Every week it seems we hear of another new product for hard-of-hearing (HOH) consumers utilizing the Bluetooth wireless communications standard. In addition to my post last month on Sound ID, I’ve recently discovered that Starkey Laboratories, Micro-Tech Hearing Instruments, Sonomax Hearing Healthcare, and Gennum Corp. are also getting into the act. And I’m sure there are more. My only comment on all these efforts is, “Sounds great, guys, but when will we actually see (and hear) the products?” I’ve said before Bluetooth will be the bridge between the glittery world of consumer electronics and the stodgy old hearing-aid industry. I can’t wait to see all the cool new wireless earpieces for cellphones and other applications providing custom hearing enhancement for people with and without hearing loss. But every time I go to the web sites of hearing equipment manufacturers talking about Bluetooth plans, I can’t find a product that’s actually available. A good example is the announcement in this month’s Hearing Review of the world’s “smallest audio Bluetooth device,” a tiny new transmitter/receiver that marries technology from Micro-Tech and Starkey.
The article, by two Micro-Tech developers, introduces the ELI, an “Ear-Level Instrument” that attaches directly to a behind-the-ear hearing aid, maintains a wireless connection to a Bluetooth-enabled cellphone, picks up the user’s voice with a directional microphone and transmits the conversation directly into both the hearing aid and the phone. Because it’s a direct digital connection, it’s free of the interference you sometimes get with analog RF and FM connections. Unfortunately, even though it says the ELI is on the market, the article aparently is in fact a technical pre-announcement of a product that hasn’t been shipped yet, because I can’t find mention of the ELI on either company’s website. If they are going to make the technical announcement, it would be nice to get an update from one or both manufacturers on expected availability.
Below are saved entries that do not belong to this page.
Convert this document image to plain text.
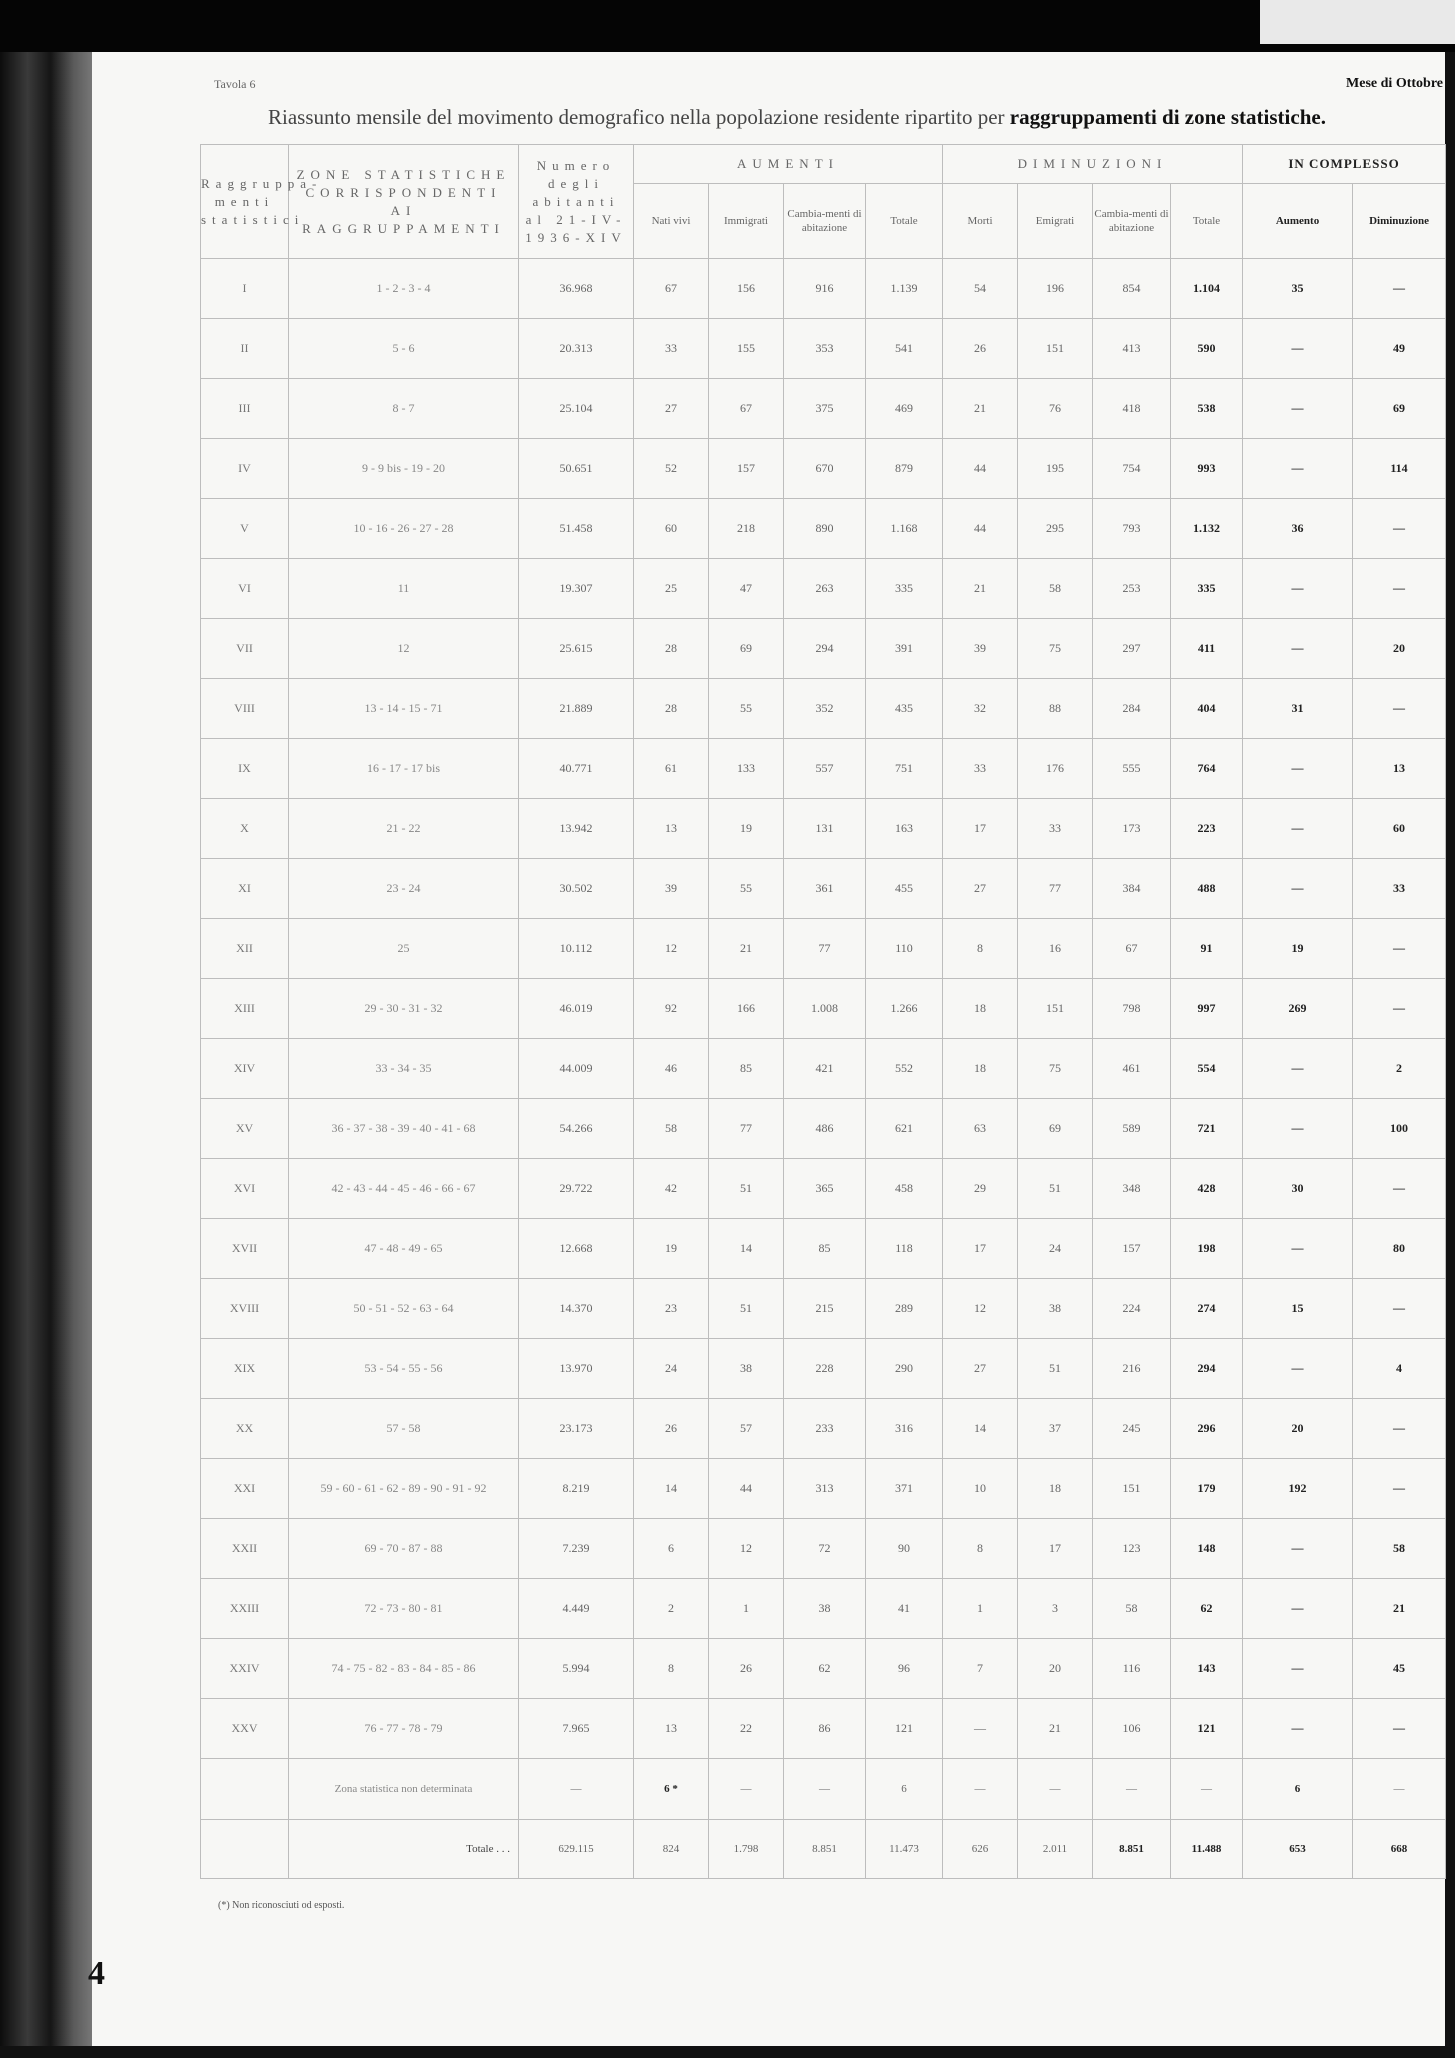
Tavola 6	Mese di Ottobre
Riassunto mensile del movimento demografico nella popolazione residente ripartito per raggruppamenti di zone statistiche.
Raggruppa-menti statistici	ZONE STATISTICHE CORRISPONDENTI AI RAGGRUPPAMENTI	Numero degli abitanti al 21-IV-1936-XIV	AUMENTI				DIMINUZIONI				IN COMPLESSO	
			Nati vivi	Immigrati	Cambia-menti di abitazione	Totale	Morti	Emigrati	Cambia-menti di abitazione	Totale	Aumento	Diminuzione
I	1 - 2 - 3 - 4	36.968	67	156	916	1.139	54	196	854	1.104	35	—
II	5 - 6	20.313	33	155	353	541	26	151	413	590	—	49
III	8 - 7	25.104	27	67	375	469	21	76	418	538	—	69
IV	9 - 9 bis - 19 - 20	50.651	52	157	670	879	44	195	754	993	—	114
V	10 - 16 - 26 - 27 - 28	51.458	60	218	890	1.168	44	295	793	1.132	36	—
VI	11	19.307	25	47	263	335	21	58	253	335	—	—
VII	12	25.615	28	69	294	391	39	75	297	411	—	20
VIII	13 - 14 - 15 - 71	21.889	28	55	352	435	32	88	284	404	31	—
IX	16 - 17 - 17 bis	40.771	61	133	557	751	33	176	555	764	—	13
X	21 - 22	13.942	13	19	131	163	17	33	173	223	—	60
XI	23 - 24	30.502	39	55	361	455	27	77	384	488	—	33
XII	25	10.112	12	21	77	110	8	16	67	91	19	—
XIII	29 - 30 - 31 - 32	46.019	92	166	1.008	1.266	18	151	798	997	269	—
XIV	33 - 34 - 35	44.009	46	85	421	552	18	75	461	554	—	2
XV	36 - 37 - 38 - 39 - 40 - 41 - 68	54.266	58	77	486	621	63	69	589	721	—	100
XVI	42 - 43 - 44 - 45 - 46 - 66 - 67	29.722	42	51	365	458	29	51	348	428	30	—
XVII	47 - 48 - 49 - 65	12.668	19	14	85	118	17	24	157	198	—	80
XVIII	50 - 51 - 52 - 63 - 64	14.370	23	51	215	289	12	38	224	274	15	—
XIX	53 - 54 - 55 - 56	13.970	24	38	228	290	27	51	216	294	—	4
XX	57 - 58	23.173	26	57	233	316	14	37	245	296	20	—
XXI	59 - 60 - 61 - 62 - 89 - 90 - 91 - 92	8.219	14	44	313	371	10	18	151	179	192	—
XXII	69 - 70 - 87 - 88	7.239	6	12	72	90	8	17	123	148	—	58
XXIII	72 - 73 - 80 - 81	4.449	2	1	38	41	1	3	58	62	—	21
XXIV	74 - 75 - 82 - 83 - 84 - 85 - 86	5.994	8	26	62	96	7	20	116	143	—	45
XXV	76 - 77 - 78 - 79	7.965	13	22	86	121	—	21	106	121	—	—
	Zona statistica non determinata	—	6 *	—	—	6	—	—	—	—	6	—
	Totale . . .	629.115	824	1.798	8.851	11.473	626	2.011	8.851	11.488	653	668
(*) Non riconosciuti od esposti.
4
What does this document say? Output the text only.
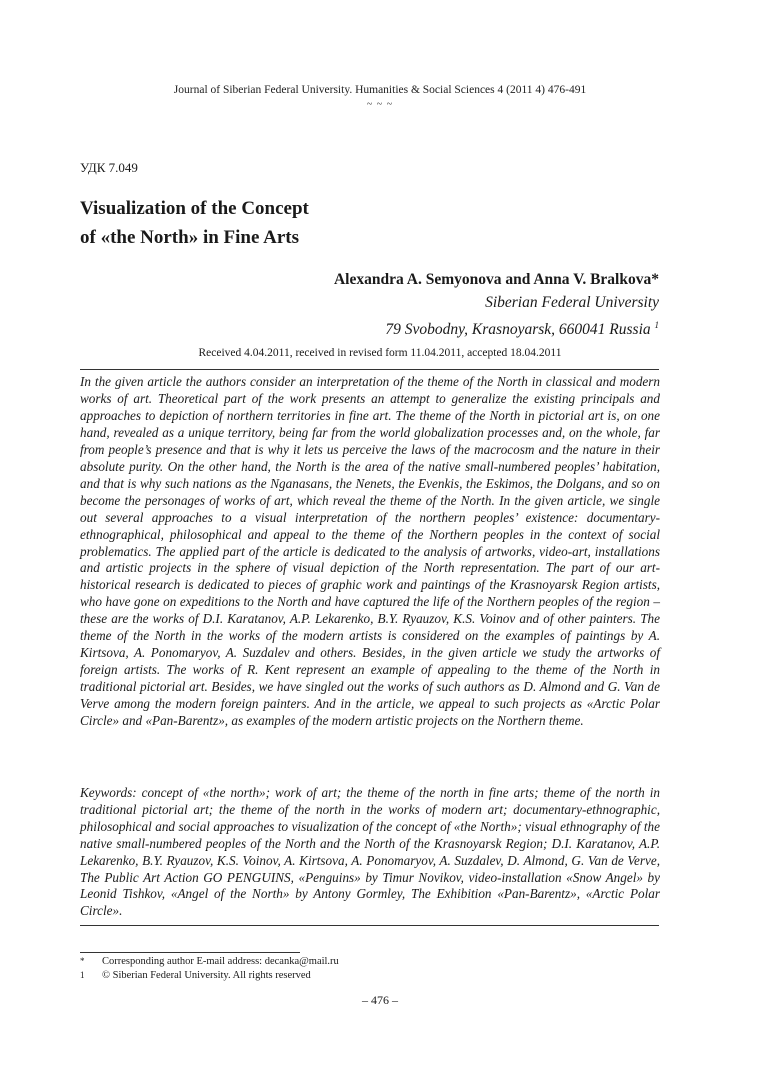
Journal of Siberian Federal University. Humanities & Social Sciences 4 (2011 4) 476-491
~ ~ ~
УДК 7.049
Visualization of the Concept
of «the North» in Fine Arts
Alexandra A. Semyonova and Anna V. Bralkova*
Siberian Federal University
79 Svobodny, Krasnoyarsk, 660041 Russia $^1$
Received 4.04.2011, received in revised form 11.04.2011, accepted 18.04.2011
In the given article the authors consider an interpretation of the theme of the North in classical and modern works of art. Theoretical part of the work presents an attempt to generalize the existing principals and approaches to depiction of northern territories in fine art. The theme of the North in pictorial art is, on one hand, revealed as a unique territory, being far from the world globalization processes and, on the whole, far from people’s presence and that is why it lets us perceive the laws of the macrocosm and the nature in their absolute purity. On the other hand, the North is the area of the native small-numbered peoples’ habitation, and that is why such nations as the Nganasans, the Nenets, the Evenkis, the Eskimos, the Dolgans, and so on become the personages of works of art, which reveal the theme of the North. In the given article, we single out several approaches to a visual interpretation of the northern peoples’ existence: documentary-ethnographical, philosophical and appeal to the theme of the Northern peoples in the context of social problematics. The applied part of the article is dedicated to the analysis of artworks, video-art, installations and artistic projects in the sphere of visual depiction of the North representation. The part of our art-historical research is dedicated to pieces of graphic work and paintings of the Krasnoyarsk Region artists, who have gone on expeditions to the North and have captured the life of the Northern peoples of the region – these are the works of D.I. Karatanov, A.P. Lekarenko, B.Y. Ryauzov, K.S. Voinov and of other painters. The theme of the North in the works of the modern artists is considered on the examples of paintings by A. Kirtsova, A. Ponomaryov, A. Suzdalev and others. Besides, in the given article we study the artworks of foreign artists. The works of R. Kent represent an example of appealing to the theme of the North in traditional pictorial art. Besides, we have singled out the works of such authors as D. Almond and G. Van de Verve among the modern foreign painters. And in the article, we appeal to such projects as «Arctic Polar Circle» and «Pan-Barentz», as examples of the modern artistic projects on the Northern theme.
Keywords: concept of «the north»; work of art; the theme of the north in fine arts; theme of the north in traditional pictorial art; the theme of the north in the works of modern art; documentary-ethnographic, philosophical and social approaches to visualization of the concept of «the North»; visual ethnography of the native small-numbered peoples of the North and the North of the Krasnoyarsk Region; D.I. Karatanov, A.P. Lekarenko, B.Y. Ryauzov, K.S. Voinov, A. Kirtsova, A. Ponomaryov, A. Suzdalev, D. Almond, G. Van de Verve, The Public Art Action GO PENGUINS, «Penguins» by Timur Novikov, video-installation «Snow Angel» by Leonid Tishkov, «Angel of the North» by Antony Gormley, The Exhibition «Pan-Barentz», «Arctic Polar Circle».
* Corresponding author E-mail address: decanka@mail.ru
1 © Siberian Federal University. All rights reserved
– 476 –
Another product in the “I-can’t-wait-to-see-it” category is from a collaboration between two Canadian companies, Sonomax and Gennum. Sonomax makes a popular line of high-tech earplugs that can let in sounds you want to hear while damping sounds you don’t. Gennum is working on new Bluetooth electronics that, combined with the Sonomax technology, will result in an earpiece providing sound enhancement for consumers with both normal hearing and mild hearing loss. Sonomax reported in its recent earnings release that the partnership should result in a product coming onto retail store shelves late in 2005.